Rudi Vervoort, Brussels minister-president: “Het Gewest heeft zijn deel van de verantwoordelijkheid op zich genomen om de uitdaging van de noodopvang aan te gaan en zich aan te sluiten bij de dynamiek van de mobilisatie van leegstaande gebouwen voor sociale doeleinden. Het betreft gerichte middelen die ons uiteraard niet mogen doen vergeten dat dringend verder moet worden gezocht naar structurele en permanente oplossingen. ”

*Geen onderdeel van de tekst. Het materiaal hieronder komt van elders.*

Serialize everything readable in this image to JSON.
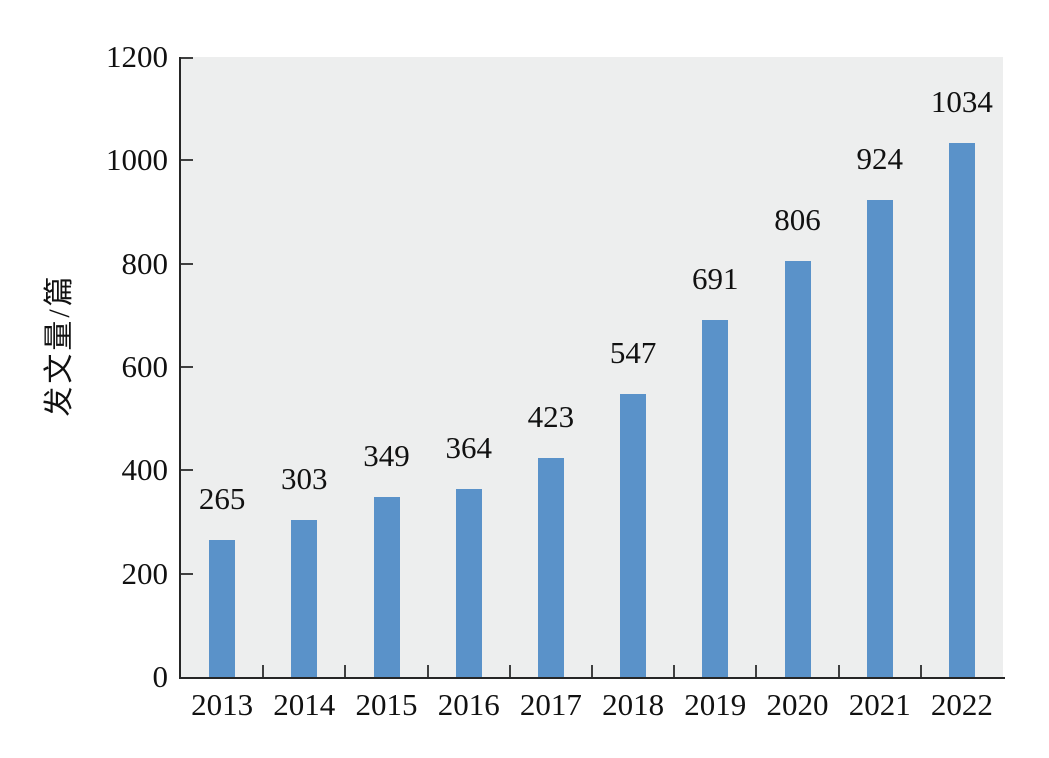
{
  "chart_data": {
    "type": "bar",
    "categories": [
      "2013",
      "2014",
      "2015",
      "2016",
      "2017",
      "2018",
      "2019",
      "2020",
      "2021",
      "2022"
    ],
    "values": [
      265,
      303,
      349,
      364,
      423,
      547,
      691,
      806,
      924,
      1034
    ],
    "value_labels_shown": true,
    "title": "",
    "xlabel": "",
    "ylabel": "发文量/篇",
    "ylim": [
      0,
      1200
    ],
    "ytick_step": 200,
    "yticks": [
      0,
      200,
      400,
      600,
      800,
      1000,
      1200
    ],
    "ytick_labels": [
      "0",
      "200",
      "400",
      "600",
      "800",
      "1000",
      "1200"
    ],
    "grid": "off",
    "legend": "none",
    "colors": {
      "bar": "#5A92C9",
      "plot_background": "#EDEEEE",
      "axis": "#262626",
      "tick": "#3F3F3F",
      "text": "#111111",
      "page_background": "#FFFFFF"
    }
  }
}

Alain Maron, minister van Gezondheid en Welzijn in de Brusselse regering: “Deze beslissing versterkt alle maatregelen die de Brusselse regering heeft genomen om kwetsbare doelgroepen te kunnen blijven opvangen, naast de prioritaire doelstelling om zoveel mogelijk daklozen duurzaam te herhuisvesten. Samen met Rudi Vervoort, Nawal Ben Hamou en Elke Van den Brandt streven wij een dubbele doelstelling na: menswaardige huisvesting aanbieden en strijden tegen de leegstand van gebouwen, die in Brussel meer dan 6 miljoen m² vertegenwoordigt. [1] Deze beslissing is de concretisering van het verband tussen het welzijnsbeleid en huisvesting.”
Staatssecretaris voor Huisvesting Nawal Ben Hamou: “Het vergemakkelijken van de tijdelijke bezetting van gebouwen wanneer ze een thuis kunnen bieden aan de meest kansarmen is van essentieel belang om aan de groeiende vraag te voldoen. Die korte- of middellangetermijnoplossingen kunnen voorkomen dat de personen die ervoor in aanmerking komen op straat belanden en dat is van essentieel belang. Gebouwen leeg laten staan is dus geen optie. Wij rekenen op de publieke en private bereidheid om de strijd aan te gaan tegen deze extreme en onaanvaardbare onzekerheid in de hoofdstad van Europa.”
[1] Volgens de vzw Communa staat er in Brussel meer dan 6 miljoen vierkante meter leeg, wat overeenkomt met de oppervlakte van de gemeente Elsene.